[Bio as hastily supplied to Tom Kim for Gamasutra radio interview...]
Following the completion of a degree in contemporary art, Iain worked for 4 years as a writer and performer in fringe theatre and as a musician in commercial productions.
Like many others, a self-taught passion for the internet and new media led to new career options in the early mid-nineties. After forming the new media projects company, Suppose, in 2003, he directed a wide range of projects for commercial and arts sector clients. Gradually however, his love of live events and writing started to raise it’s head again. Suppose started organising events in pubs, clubs, restaurants - inviting interesting nerds to come and talk about their ideas and work in an environment fuelled by food and drink.
It was at one of these events that he first met James Newman, whom he invited up to talk about his (then) forthcoming book ‘videogames’ - a game theory reader for Routledge.

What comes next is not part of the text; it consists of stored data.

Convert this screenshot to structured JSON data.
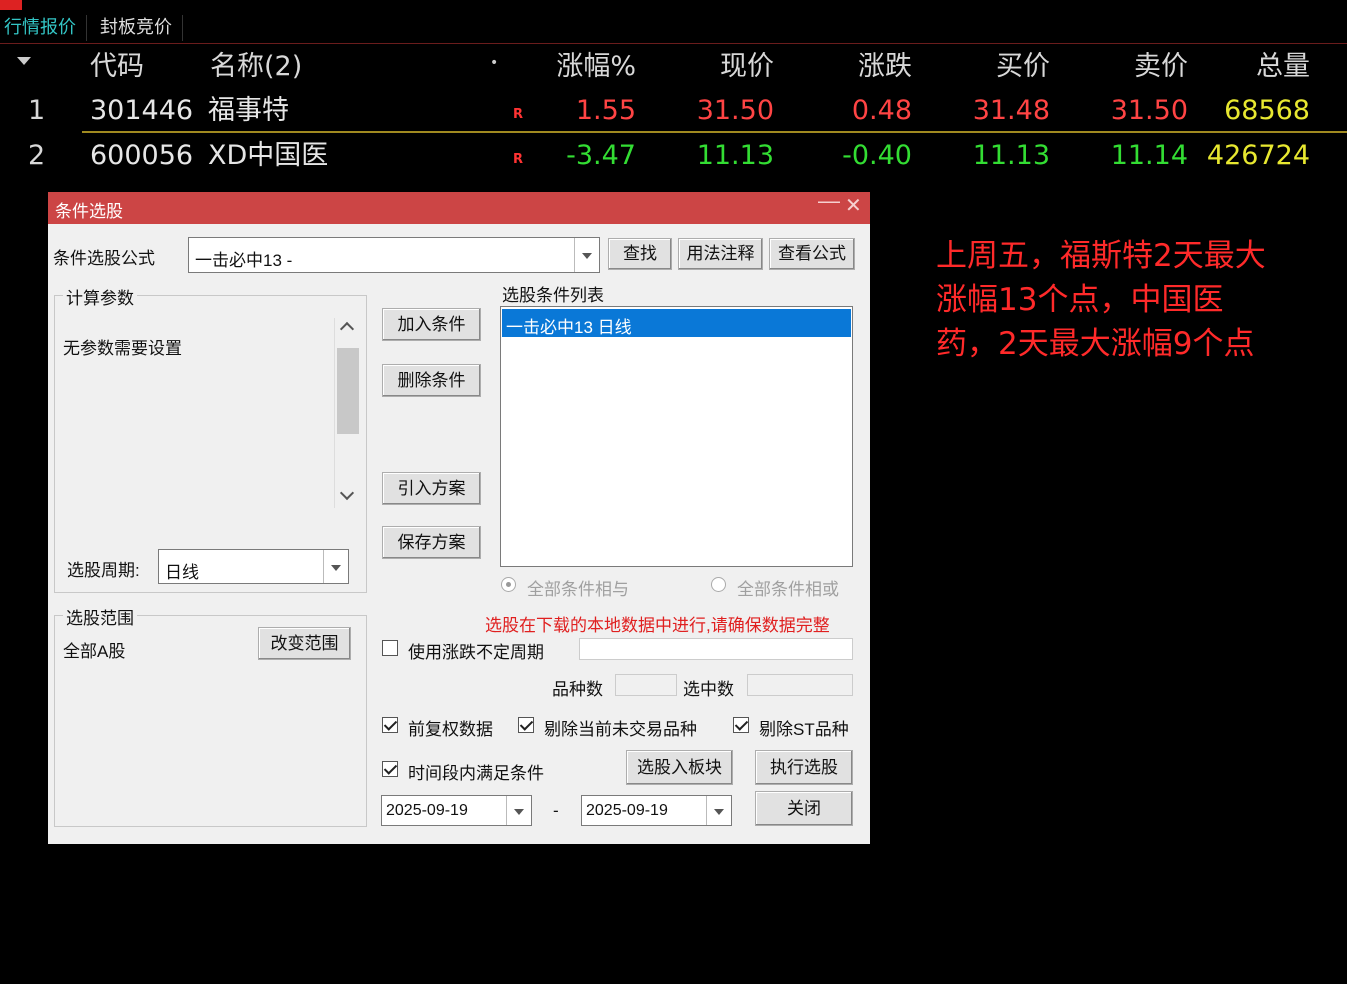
{
  "tabs": [
    {
      "label": "行情报价",
      "active": true
    },
    {
      "label": "封板竞价",
      "active": false
    }
  ],
  "grid": {
    "headers": {
      "code": "代码",
      "name": "名称(2)",
      "dot": "•",
      "change_pct": "涨幅%",
      "price": "现价",
      "change": "涨跌",
      "bid": "买价",
      "ask": "卖价",
      "volume": "总量"
    },
    "rows": [
      {
        "idx": "1",
        "code": "301446",
        "name": "福事特",
        "mark": "R",
        "change_pct": "1.55",
        "price": "31.50",
        "change": "0.48",
        "bid": "31.48",
        "ask": "31.50",
        "volume": "68568",
        "trend": "up"
      },
      {
        "idx": "2",
        "code": "600056",
        "name": "XD中国医",
        "mark": "R",
        "change_pct": "-3.47",
        "price": "11.13",
        "change": "-0.40",
        "bid": "11.13",
        "ask": "11.14",
        "volume": "426724",
        "trend": "down"
      }
    ]
  },
  "dialog": {
    "title": "条件选股",
    "minimize_glyph": "—",
    "close_glyph": "✕",
    "formula_label": "条件选股公式",
    "formula_value": "一击必中13  -",
    "btn_find": "查找",
    "btn_usage": "用法注释",
    "btn_view": "查看公式",
    "params_group": "计算参数",
    "params_text": "无参数需要设置",
    "period_label": "选股周期:",
    "period_value": "日线",
    "range_group": "选股范围",
    "range_value": "全部A股",
    "btn_change_range": "改变范围",
    "btn_add": "加入条件",
    "btn_delete": "删除条件",
    "btn_import": "引入方案",
    "btn_save": "保存方案",
    "list_label": "选股条件列表",
    "conditions": [
      "一击必中13  日线"
    ],
    "radio_and": "全部条件相与",
    "radio_or": "全部条件相或",
    "warning": "选股在下载的本地数据中进行,请确保数据完整",
    "chk_variable_period": "使用涨跌不定周期",
    "count_label": "品种数",
    "selected_label": "选中数",
    "chk_forward_adjust": "前复权数据",
    "chk_exclude_untraded": "剔除当前未交易品种",
    "chk_exclude_st": "剔除ST品种",
    "chk_time_range": "时间段内满足条件",
    "btn_to_block": "选股入板块",
    "btn_execute": "执行选股",
    "date_from": "2025-09-19",
    "date_sep": "-",
    "date_to": "2025-09-19",
    "btn_close": "关闭"
  },
  "annotation": {
    "text": "上周五，福斯特2天最大涨幅13个点，中国医药，2天最大涨幅9个点"
  },
  "colors": {
    "up": "#ff4444",
    "down": "#33dd33",
    "volume": "#e8e830",
    "dialog_title": "#cc4545",
    "selected": "#0a78d7",
    "annotation": "#ff2a2a"
  }
}
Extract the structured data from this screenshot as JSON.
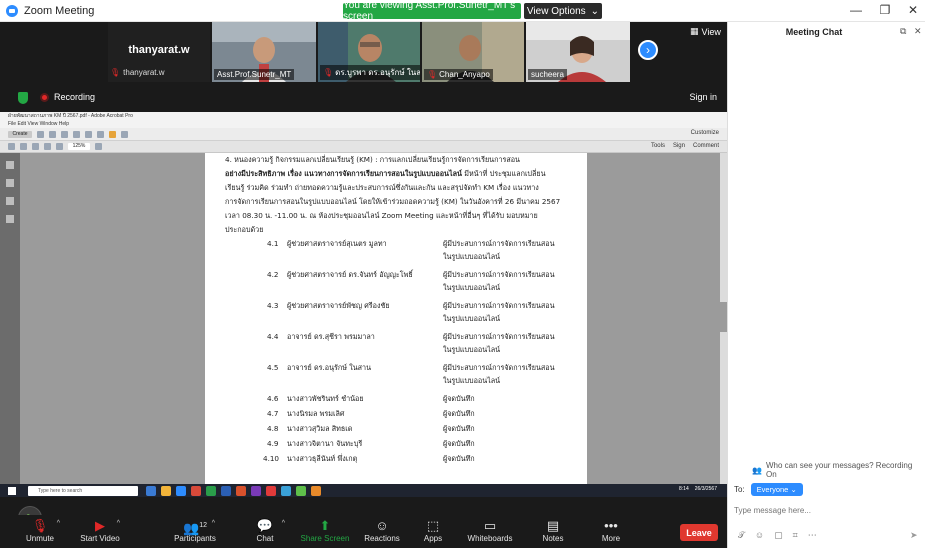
{
  "window": {
    "title": "Zoom Meeting",
    "viewing_banner": "You are viewing Asst.Prof.Sunetr_MT's screen",
    "view_options": "View Options",
    "minimize": "—",
    "restore": "❐",
    "close": "✕"
  },
  "strip": {
    "self_name_big": "thanyarat.w",
    "self_label": "thanyarat.w",
    "tiles": [
      {
        "label": "Asst.Prof.Sunetr_MT",
        "muted": false
      },
      {
        "label": "ดร.บูรพา ดร.อนุรักษ์ ในสาน",
        "muted": true
      },
      {
        "label": "Chan_Anyapo",
        "muted": true
      },
      {
        "label": "sucheera",
        "muted": false
      }
    ],
    "view_label": "View",
    "recording_label": "Recording",
    "signin_label": "Sign in"
  },
  "acrobat": {
    "title": "ฝ่ายพัฒนาสถานภาพ KM ปี 2567.pdf - Adobe Acrobat Pro",
    "menu": "File  Edit  View  Window  Help",
    "create": "Create",
    "customize": "Customize",
    "zoom": "125%",
    "tools": "Tools",
    "sign": "Sign",
    "comment": "Comment"
  },
  "document": {
    "heading_line": "4. หนองความรู้ กิจกรรมแลกเปลี่ยนเรียนรู้ (KM) : การแลกเปลี่ยนเรียนรู้การจัดการเรียนการสอน",
    "bold_line": "อย่างมีประสิทธิภาพ เรื่อง แนวทางการจัดการเรียนการสอนในรูปแบบออนไลน์",
    "body_line1_tail": "มีหน้าที่ ประชุมแลกเปลี่ยน",
    "body_line2": "เรียนรู้ ร่วมคิด ร่วมทำ ถ่ายทอดความรู้และประสบการณ์ซึ่งกันและกัน และสรุปจัดทำ KM เรื่อง แนวทาง",
    "body_line3": "การจัดการเรียนการสอนในรูปแบบออนไลน์ โดยให้เข้าร่วมถอดความรู้ (KM) ในวันอังคารที่ 26 มีนาคม 2567",
    "body_line4": "เวลา 08.30 น. -11.00 น. ณ ห้องประชุมออนไลน์ Zoom Meeting และหน้าที่อื่นๆ ที่ได้รับ มอบหมาย",
    "body_line5": "ประกอบด้วย",
    "members": [
      {
        "no": "4.1",
        "name": "ผู้ช่วยศาสตราจารย์สุเนตร มูลทา",
        "role1": "ผู้มีประสบการณ์การจัดการเรียนสอน",
        "role2": "ในรูปแบบออนไลน์"
      },
      {
        "no": "4.2",
        "name": "ผู้ช่วยศาสตราจารย์ ดร.จันทร์ อัญญะโพธิ์",
        "role1": "ผู้มีประสบการณ์การจัดการเรียนสอน",
        "role2": "ในรูปแบบออนไลน์"
      },
      {
        "no": "4.3",
        "name": "ผู้ช่วยศาสตราจารย์พัชญ ศรีองชัย",
        "role1": "ผู้มีประสบการณ์การจัดการเรียนสอน",
        "role2": "ในรูปแบบออนไลน์"
      },
      {
        "no": "4.4",
        "name": "อาจารย์ ดร.สุชีรา พรมมาลา",
        "role1": "ผู้มีประสบการณ์การจัดการเรียนสอน",
        "role2": "ในรูปแบบออนไลน์"
      },
      {
        "no": "4.5",
        "name": "อาจารย์ ดร.อนุรักษ์   ในสาน",
        "role1": "ผู้มีประสบการณ์การจัดการเรียนสอน",
        "role2": "ในรูปแบบออนไลน์"
      },
      {
        "no": "4.6",
        "name": "นางสาวพัชรินทร์  ชำน้อย",
        "role1": "ผู้จดบันทึก",
        "role2": ""
      },
      {
        "no": "4.7",
        "name": "นางนิรมล  พรมเลิศ",
        "role1": "ผู้จดบันทึก",
        "role2": ""
      },
      {
        "no": "4.8",
        "name": "นางสาวสุวิมล  สิทธเด",
        "role1": "ผู้จดบันทึก",
        "role2": ""
      },
      {
        "no": "4.9",
        "name": "นางสาวจิตานา  จันทะบุรี",
        "role1": "ผู้จดบันทึก",
        "role2": ""
      },
      {
        "no": "4.10",
        "name": "นางสาวธุลีนันท์  พึ่งเกตุ",
        "role1": "ผู้จดบันทึก",
        "role2": ""
      }
    ]
  },
  "taskbar": {
    "search_placeholder": "Type here to search",
    "time": "8:14",
    "date": "26/3/2567"
  },
  "toolbar": {
    "unmute": "Unmute",
    "start_video": "Start Video",
    "participants": "Participants",
    "participants_count": "12",
    "chat": "Chat",
    "share_screen": "Share Screen",
    "reactions": "Reactions",
    "apps": "Apps",
    "whiteboards": "Whiteboards",
    "notes": "Notes",
    "more": "More",
    "leave": "Leave"
  },
  "chat": {
    "title": "Meeting Chat",
    "who_can_see": "Who can see your messages? Recording On",
    "to_label": "To:",
    "recipient": "Everyone",
    "input_placeholder": "Type message here..."
  },
  "colors": {
    "zoom_blue": "#2d8cff",
    "green": "#23a744",
    "leave_red": "#e0382f",
    "dark_bg": "#1a1a1a"
  }
}
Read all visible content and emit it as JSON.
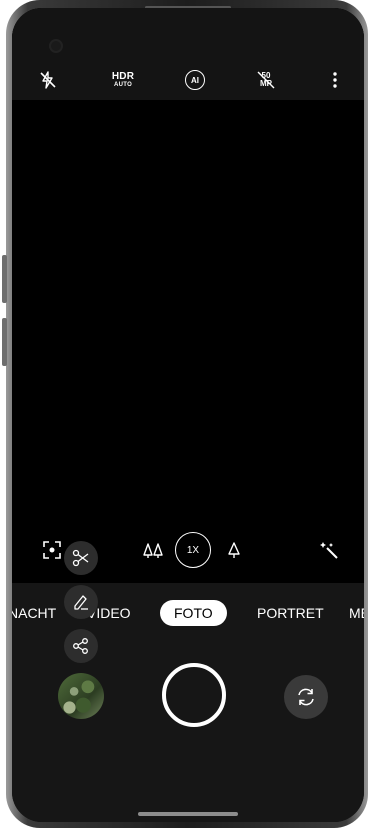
{
  "top_bar": {
    "flash": {
      "icon": "flash-off-icon"
    },
    "hdr": {
      "label": "HDR",
      "sub": "AUTO"
    },
    "ai": {
      "label": "AI"
    },
    "mp": {
      "top": "50",
      "bottom": "MP"
    },
    "more": {
      "icon": "more-vertical-icon"
    }
  },
  "zoom": {
    "left_icon": "wide-angle-trees-icon",
    "level": "1X",
    "right_icon": "tele-tree-icon"
  },
  "side_tools": {
    "scan": {
      "icon": "focus-scan-icon"
    },
    "cut": {
      "icon": "scissors-icon"
    },
    "edit": {
      "icon": "pen-icon"
    },
    "share": {
      "icon": "share-icon"
    },
    "magic": {
      "icon": "magic-wand-icon"
    }
  },
  "modes": [
    {
      "label": "NACHT"
    },
    {
      "label": "VIDEO"
    },
    {
      "label": "FOTO",
      "active": true
    },
    {
      "label": "PORTRET"
    },
    {
      "label": "MEER"
    }
  ],
  "controls": {
    "thumbnail": "last-photo-thumbnail",
    "shutter": "shutter-button",
    "flip": "switch-camera-icon"
  },
  "colors": {
    "accent": "#ffffff",
    "background": "#000000",
    "panel": "#161616"
  }
}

A gamer since childhood, the possibility of merging content production, live events and ideas about videogames into a new project was a tantalising prospect. And so it was in 2004 that PublicBeta was formed - a publishing and events company that was set to transform content about gaming into something richer and more interesting. The absence of investment, practical business skills or appropriate skillsets didn’t deter PublicBeta from publishing its first project, ‘Difficult Questions About Videogames’ in 2004 to worldwide indifference. Well received within the niche of a small niche of game thinkers and academics it lay the groundwork for future content projects and provided some valuable lessons about business and debt-management.
Despite shifting modest volumes of books and ‘videogames are rubbish’ t-shirts - PublicBeta ceased trading in late 2005 with Iain’s realisation that his core interest and skills were in content generation and ideas - and less the logistics of distributing books to the high-street.
Beginning a career as a games writer by cold-pitching anyone who would listen on the back of the ‘Difficult Questions’ book, he was lucky enough to secure a few well-placed regular commissions.
In 2005, he programmed the first weekend of videogame content at the National FIlm Theatre, on London’s South Bank. With a title clumsily plundered from the ‘ergodic’ anecdote of the Difficult questions intro - NTI* (*non-trivial interaction) bought together speakers such as Jonathan Smith, Valve, Peter Molyneux, Jamie Fristrom and many others to talk about making games.
NTI* was well received - and suggested that there might be space within the british cultural calendar for a videogame festival. Having been frustrated by the present industry event model, it seemed there must be a viable alternative to the sensation of having leagues of competing marketing teams braying at you with a painfully sustained intensity in anodyne conference venues.
GameCity was a model pitched to a few different UK cities in late 2005, happily it was Nottingham - through Nottingham Trent University - that took it upon themselves to run with it. This was wonderful news for Iain as it meant he could still get the bus to work, being a Nottingham resident himself.
Alongside developing the festival, now entering its third year, he continues to write about games for various publications - as well as published the books ‘100 videogames’ for the BFI with James Newman, and Inside Game Design, for Laurence King Publishing.
He’s currently working on GameCity 3, a new book ‘Play Britannia’ and building a playground near a lake. He works from a shed in his garden whenever he can. This is where he is happiest and where he feels he belongs.